The midfielder said: “It was a long six months but I worked hard and was around some good people. They helped get me through those six months and this is a dream come true.
“When we got to the final that was always my aim, can I get fit for the final? I did that, I worked hard. It definitely makes it sweeter. Breaking your leg to scoring the winner in an FA Cup final. It’s crazy. I hope I never come down from this high.”
Wigan’s victory over last season’s Premier League champions was far from a smash-and-grab raid. Although Latics goalkeeper Joel Robles made three very good saves, Wigan caused the City defence no end of problems, with Callum McManaman coming close to opening the scoring on a number of occasions.
The forward twice forced Pablo Zabaleta into fouls that earned the City full-back a late red card and provided the impetus for Wigan to clinch their first major trophy.

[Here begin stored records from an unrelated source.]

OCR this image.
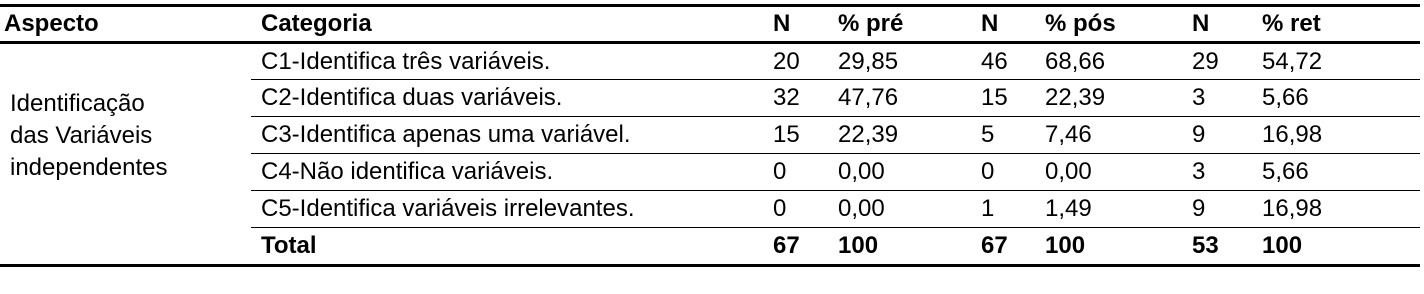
Aspecto	Categoria	N	% pré	N	% pós	N	% ret

Identificação
das Variáveis
independentes	C1-Identifica três variáveis.	20	29,85	46	68,66	29	54,72
	C2-Identifica duas variáveis.	32	47,76	15	22,39	3	5,66
	C3-Identifica apenas uma variável.	15	22,39	5	7,46	9	16,98
	C4-Não identifica variáveis.	0	0,00	0	0,00	3	5,66
	C5-Identifica variáveis irrelevantes.	0	0,00	1	1,49	9	16,98
	Total	67	100	67	100	53	100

Watson said: “No one thought we’d win but the lads believed, the fans believed and we’ve done it.
“We were under no pressure, Man City were under pressure to bring silverware back home. We knew we could go out there, enjoy the game, it’s not like you’re going to be in an FA Cup final every year in your career. I thought we controlled the game. We were creating good chances and I thought we were definitely going to win. The lads out there, from the goalkeeper through to the forwards, everyone, was fantastic.
“I just wanted to get on the pitch. Once I got on there and they went down to ten men, I knew this was our chance to win an FA Cup.”
The champagne is on ice, though, with Wigan facing a desperate fight to secure their Barclays Premier League future this week.
Instead, the Latics toasted their success with Irn-Bru – a favourite of their Scottish contingent, which included Shaun Maloney, James McArthur, James McCarthy, Gary Caldwell, who was an unused sub but, as club captain, lifted the trophy, and Fraser Fyvie, the former Aberdeen youngster who also remained on the bench – ahead of key fixtures against Arsenal and Aston Villa.
Watson highlighted the role played by manager Roberto Martinez, saying: “He’s a positive man, so calm, the sort of guy you need in these situations. Hopefully we can pull it off for him again.”
McCarthy, the Scottish-born Republic of Ireland international who moved to Wigan from Hamilton Accies in 2009, hailed the victory as a dream come true for him and described Martinez as a “tactical genius”. He said: “It’s an unbelievable achievement. I’m speechless to be honest. It’s a dream come true, it’s what you dream of as a kid. I think the gaffer is a tactical genius. It’s down to his tactics what we’ve done.”
Maloney said of their triumph: “Considering the size of the club, it’s incredible. For Ben to score the winner after the season he’s had, it’s amazing for him.” And on Martinez, he said: “Tactically, he’s as good a manager as we could have asked for.”
With David Moyes leaving Everton for Old Trafford, Martinez has been strongly linked with a move to Goodison Park. But Wigan chairman Dave Whelan thinks the Spaniard will remain at the club next season. “Roberto will make his own mind up. Roberto consistently says ‘I love Wigan, I will stay with Wigan’,” Whelan said. “When the time comes he will leave for a big club, I have no doubt about that. But I think he might just stay with Wigan.”
On Wigan’s two “massive games” coming up, Whelan added: “The boys are dedicated to the massive task of keeping Wigan in the Premier League. The big fight is to stay up.”